For overall efficiency the lightest is best if you're zig-zagging low speed with little straightaways, and something with meat and a motor and batteries and torque on your traction wheel guided by your air filled, low rolling resistance, recharge braking/ inertial absorption system would be optimal for every advantage.
 
  • #23
Greggl4321
Even on straightaways it would be more efficient too though right?

was thinking this was the case, wasn't sure if I came to the realization on my own or through the article. I've (I think) decided to just push the bigger one, might get stronger. (or maybe I'd get stronger pushing lighter weight more often?)

Also, I'm wondering this.

Is losing a few pounds the same as the scooter being a few pounds less? (I'm not thinking so)

Is the weight on each wheel balanced?


What'd cause the A6, with bigger wheels, to lose traction -- unlike the A5 lux.
I notice that the diagonal piece is much longer on the A6, not sure what that'd affect. Also, the axels are much higher, not sure if that gives a higher center of gravity, or puts more torque on the wheel when going diagonally.

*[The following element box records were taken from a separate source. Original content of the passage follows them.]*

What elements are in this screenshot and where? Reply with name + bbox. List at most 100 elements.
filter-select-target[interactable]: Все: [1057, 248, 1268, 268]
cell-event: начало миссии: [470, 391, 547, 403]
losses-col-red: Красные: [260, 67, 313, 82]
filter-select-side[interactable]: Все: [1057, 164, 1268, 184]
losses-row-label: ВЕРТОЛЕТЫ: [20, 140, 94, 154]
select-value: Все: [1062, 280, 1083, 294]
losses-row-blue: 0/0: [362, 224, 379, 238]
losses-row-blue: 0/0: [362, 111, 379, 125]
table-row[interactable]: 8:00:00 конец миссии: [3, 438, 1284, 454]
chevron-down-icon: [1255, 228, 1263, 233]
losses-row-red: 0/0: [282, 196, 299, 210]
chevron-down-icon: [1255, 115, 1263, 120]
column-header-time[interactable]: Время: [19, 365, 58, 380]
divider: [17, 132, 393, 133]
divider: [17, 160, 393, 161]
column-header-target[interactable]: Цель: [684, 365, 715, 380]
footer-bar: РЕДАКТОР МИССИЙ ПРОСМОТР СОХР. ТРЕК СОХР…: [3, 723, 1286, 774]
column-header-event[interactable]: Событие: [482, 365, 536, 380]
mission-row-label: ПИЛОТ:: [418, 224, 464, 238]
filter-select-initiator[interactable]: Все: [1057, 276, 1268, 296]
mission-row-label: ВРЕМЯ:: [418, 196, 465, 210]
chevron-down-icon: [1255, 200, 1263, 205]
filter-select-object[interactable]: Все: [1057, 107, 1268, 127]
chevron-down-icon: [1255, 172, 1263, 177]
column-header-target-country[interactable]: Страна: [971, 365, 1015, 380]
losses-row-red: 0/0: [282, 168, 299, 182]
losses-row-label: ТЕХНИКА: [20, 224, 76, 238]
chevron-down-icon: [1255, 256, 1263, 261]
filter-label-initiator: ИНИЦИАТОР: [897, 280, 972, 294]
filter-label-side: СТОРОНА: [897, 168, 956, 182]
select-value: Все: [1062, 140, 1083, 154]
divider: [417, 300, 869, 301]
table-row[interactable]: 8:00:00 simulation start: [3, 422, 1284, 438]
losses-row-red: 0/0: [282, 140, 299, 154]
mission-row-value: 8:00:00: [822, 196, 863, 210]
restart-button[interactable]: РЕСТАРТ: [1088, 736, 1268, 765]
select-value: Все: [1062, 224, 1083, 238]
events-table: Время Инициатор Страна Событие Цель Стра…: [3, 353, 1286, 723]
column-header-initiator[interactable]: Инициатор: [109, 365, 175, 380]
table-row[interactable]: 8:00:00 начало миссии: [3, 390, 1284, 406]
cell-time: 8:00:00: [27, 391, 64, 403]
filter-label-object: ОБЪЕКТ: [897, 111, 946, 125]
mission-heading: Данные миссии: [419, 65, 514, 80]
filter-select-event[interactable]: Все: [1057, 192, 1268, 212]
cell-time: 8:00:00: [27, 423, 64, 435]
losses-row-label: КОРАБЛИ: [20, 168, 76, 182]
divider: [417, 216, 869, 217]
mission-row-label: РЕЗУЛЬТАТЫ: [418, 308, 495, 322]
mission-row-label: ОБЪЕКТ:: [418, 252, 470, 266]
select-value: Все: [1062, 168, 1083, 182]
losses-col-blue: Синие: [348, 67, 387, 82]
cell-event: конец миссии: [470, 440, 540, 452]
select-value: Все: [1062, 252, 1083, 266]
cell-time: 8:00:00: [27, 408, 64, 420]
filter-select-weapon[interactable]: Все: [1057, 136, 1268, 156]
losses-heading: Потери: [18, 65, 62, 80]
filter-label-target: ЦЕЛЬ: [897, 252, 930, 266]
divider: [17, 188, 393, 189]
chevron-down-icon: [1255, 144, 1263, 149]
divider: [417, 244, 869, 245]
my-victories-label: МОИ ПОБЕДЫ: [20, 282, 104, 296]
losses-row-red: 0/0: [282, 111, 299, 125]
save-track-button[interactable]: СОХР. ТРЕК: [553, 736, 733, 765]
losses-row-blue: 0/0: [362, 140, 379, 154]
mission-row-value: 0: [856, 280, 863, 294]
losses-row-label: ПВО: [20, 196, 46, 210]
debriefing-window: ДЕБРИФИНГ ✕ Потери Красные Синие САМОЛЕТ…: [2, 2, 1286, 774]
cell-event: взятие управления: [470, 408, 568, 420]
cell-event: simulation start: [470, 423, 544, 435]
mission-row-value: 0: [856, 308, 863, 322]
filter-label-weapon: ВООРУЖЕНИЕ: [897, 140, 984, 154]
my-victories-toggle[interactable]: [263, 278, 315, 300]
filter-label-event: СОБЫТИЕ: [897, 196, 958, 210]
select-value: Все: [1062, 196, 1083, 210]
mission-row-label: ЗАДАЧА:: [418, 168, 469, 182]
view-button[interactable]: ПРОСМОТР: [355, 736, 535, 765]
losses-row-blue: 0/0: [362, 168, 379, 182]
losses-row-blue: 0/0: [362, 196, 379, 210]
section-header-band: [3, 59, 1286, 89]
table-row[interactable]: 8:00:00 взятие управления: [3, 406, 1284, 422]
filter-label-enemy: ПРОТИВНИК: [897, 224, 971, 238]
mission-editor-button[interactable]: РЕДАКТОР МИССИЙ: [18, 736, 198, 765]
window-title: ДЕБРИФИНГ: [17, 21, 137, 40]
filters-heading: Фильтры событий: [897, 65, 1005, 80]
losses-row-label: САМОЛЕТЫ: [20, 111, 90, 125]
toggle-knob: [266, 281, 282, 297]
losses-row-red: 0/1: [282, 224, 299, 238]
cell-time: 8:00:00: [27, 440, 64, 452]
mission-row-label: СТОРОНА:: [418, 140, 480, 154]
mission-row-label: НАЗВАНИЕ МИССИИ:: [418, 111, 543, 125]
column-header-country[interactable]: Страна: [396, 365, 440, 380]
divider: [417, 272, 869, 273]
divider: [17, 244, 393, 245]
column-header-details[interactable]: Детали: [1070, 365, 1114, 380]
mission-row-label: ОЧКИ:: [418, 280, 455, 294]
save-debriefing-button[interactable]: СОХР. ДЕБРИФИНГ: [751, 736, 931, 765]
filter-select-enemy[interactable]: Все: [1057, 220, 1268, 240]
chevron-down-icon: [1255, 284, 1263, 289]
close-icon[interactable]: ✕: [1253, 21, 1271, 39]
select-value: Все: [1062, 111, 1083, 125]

Hope razor isn't out to get me now

Would they be?

I had some more written but I lost it.

I feel foolish for not getting the A4,

I just




Thank you all
 
  • #24
Greggl4321
Which scooter out of all of razors scooters do you think would be best ?


The a4? Or something earlier

Would the 143 recommended weight limit be too little for 200lbs to 220 lbs? Or would I be OK?
 
  • #25
Greggl4321
The person who reviewed the a5 said a kick would push him further on the a5 then on the scooter with the 100/110mm wheel (razor A4)

How could this be? I thought people are saying the contrary is true?